Palmina, 14 anni, una ragazzina bellissima, di una bellezza quasi stridente con il degrado in cui la sua famiglia viveva, che si rifiutò di cedere al ricatto di coloro che volevano si prostituisse, è stata ricordata questo pomeriggio a San Pancrazio Salentino, nel santuario di Sant’Antonio alla Macchia, in una manifestazione organizzata da Retinopera Salento nel giorno di San Valentino, per parlare d’amore.

Un amore negato, bruciato, straziato ma non dimenticato. All’incontro di testimonianza di questo pomeriggio hanno partecipato Rino Spedicato, di Retinopera, diverse associazioni di volontariato, l’amministrazione comunale di San Pancrazio Salentino, oltre ai ragazzi delle scuole. Per Palmina non v’è mai stata giustizia.

Al termine di tutti e tre i gradi di giudizio il suo martirio fu ritenuto incredibilmente un suicidio dai giudici che, secondo lo stesso Magrone che sostenne la pubblica accusa (il primo grado si concluse con due assoluzioni per insufficienza di prove), si macchiarono di una colpa gravissima: “Palmina era una cosa troppo piccola” ha detto oggi il magistrato, a 32 anni dai fatti e 30 dal processo.

“Se Palmina fosse stata figlia di un giudice non sarebbe andata così” ha aggiunto. E poi ancora: “Palmina ha pagato per la povertà del suo contesto, per la sua insignificanza economica”. E’ stata uccisa come una strega ha proseguito Magrone nel silenzio della platea quando ha letto le trascrizioni delle ultime parole della vittima di una atrocità medievale.  “Io avrei voluto solo dirle che le credevo. Adesso, a distanza di anni, se tornassi indietro le direi che io credevo a quello che lei raccontava”.

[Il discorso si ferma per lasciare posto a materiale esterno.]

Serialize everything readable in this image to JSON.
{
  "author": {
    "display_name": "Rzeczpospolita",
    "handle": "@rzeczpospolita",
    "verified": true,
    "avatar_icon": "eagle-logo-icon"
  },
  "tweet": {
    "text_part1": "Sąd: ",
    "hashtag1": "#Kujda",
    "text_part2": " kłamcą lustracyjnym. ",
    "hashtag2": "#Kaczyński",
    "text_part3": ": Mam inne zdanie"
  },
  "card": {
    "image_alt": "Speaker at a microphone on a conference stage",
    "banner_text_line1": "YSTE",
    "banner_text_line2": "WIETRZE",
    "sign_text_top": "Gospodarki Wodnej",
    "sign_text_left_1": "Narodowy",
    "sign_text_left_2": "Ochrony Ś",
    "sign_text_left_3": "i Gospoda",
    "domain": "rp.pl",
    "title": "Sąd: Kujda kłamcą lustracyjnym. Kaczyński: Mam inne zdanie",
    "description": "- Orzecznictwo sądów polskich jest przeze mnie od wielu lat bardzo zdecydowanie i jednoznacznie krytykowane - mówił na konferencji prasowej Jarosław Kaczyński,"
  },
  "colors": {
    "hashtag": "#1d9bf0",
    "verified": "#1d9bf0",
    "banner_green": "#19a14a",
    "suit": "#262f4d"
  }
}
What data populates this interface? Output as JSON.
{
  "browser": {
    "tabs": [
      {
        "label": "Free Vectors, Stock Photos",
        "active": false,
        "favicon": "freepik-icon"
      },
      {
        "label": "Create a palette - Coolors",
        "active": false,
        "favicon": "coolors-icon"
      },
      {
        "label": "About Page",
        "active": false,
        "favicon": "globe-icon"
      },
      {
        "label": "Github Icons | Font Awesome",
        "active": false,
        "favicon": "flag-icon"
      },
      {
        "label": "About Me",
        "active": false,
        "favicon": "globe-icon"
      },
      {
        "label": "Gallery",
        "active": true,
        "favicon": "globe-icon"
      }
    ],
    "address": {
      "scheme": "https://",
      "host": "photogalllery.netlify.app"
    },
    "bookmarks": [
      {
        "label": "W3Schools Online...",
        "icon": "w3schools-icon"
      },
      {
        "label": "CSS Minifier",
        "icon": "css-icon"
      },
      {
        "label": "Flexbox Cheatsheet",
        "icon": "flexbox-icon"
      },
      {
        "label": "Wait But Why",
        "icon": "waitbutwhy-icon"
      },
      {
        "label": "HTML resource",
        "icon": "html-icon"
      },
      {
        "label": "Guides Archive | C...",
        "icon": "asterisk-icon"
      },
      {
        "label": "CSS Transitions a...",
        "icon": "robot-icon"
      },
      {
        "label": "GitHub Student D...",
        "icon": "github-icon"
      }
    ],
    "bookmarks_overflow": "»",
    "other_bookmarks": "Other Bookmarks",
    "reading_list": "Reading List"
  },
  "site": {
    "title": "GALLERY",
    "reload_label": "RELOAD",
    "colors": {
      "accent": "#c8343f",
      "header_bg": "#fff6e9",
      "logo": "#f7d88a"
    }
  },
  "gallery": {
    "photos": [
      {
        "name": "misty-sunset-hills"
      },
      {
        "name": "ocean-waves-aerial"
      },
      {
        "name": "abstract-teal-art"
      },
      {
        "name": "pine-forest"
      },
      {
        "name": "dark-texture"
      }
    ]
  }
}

Al pm Magrone fu mossa un’accusa, quella di essere troppo coinvolto: “Io avevo il dovere di appassionarmi a cause come queste. Perché un procuratore della Repubblica non deve stare dalla parte dei prepotenti, ma delle Palmine di tutto il mondo”. Un applauso scrosciante ha sottolineato un racconto sincero ed emozionato che si è concluso proprio con la rievocazione della verità di Palmina, quella verità che è rimasta ‘congelata’ in un registratore e che, pur essendo una verità di fatto, non è mai divenuta una verità processuale.

“Io li conoscevo bene – disse la 14enne parlando dei suoi assassini - andavano al bar e mamma li ha messi sulla buona strada, loro non avevano voglia di lavorare. Mi volevano portare lì, io non ci volevo andare e mi ha detto tu morirai con le mie mani. Ho detto io ammazzami, ma io con te non ci vengo. Allora da quel giorno hanno fatto un sacco di dispetti, lettere. Dicevano che mamma invece di andare a lavorare andava per la strada”.

E infine l’apice del dolore, la disperata aspirazione alla morte che tanto stride con le quattordici primavere vissute:“Ora mi hanno fatto questo sfregio se guarisco mi uccideranno. Ho quindici anni e della vita mi sono stancata. Vorrei soltanto morire nelle braccia di Cristo che mi aspetta”. Per la giustizia Palmina si uccise da sé. La storia è un'altra, come è inciso in un vecchio nastro che fu acquisto agli atti, lì dove c’è ancora la flebile voce di Palmina che “non si capiva neppure da dove venisse – ha riferito Magrone – perché le labbra non si muovevano”.

Ora, alla fine dello scorso anno, la sorella di Palmina Martinelli ha chiesto alla procura di Brindisi la riapertura del processo. Ed è l’unica occasione perché le parole sussurrate della quattordicenne possano finalmente essere prese in considerazione, se anche non dovesse servire più a far pagare il conto ai colpevoli, a dare loro (ufficialmente) un nome oltre che una pena esemplare.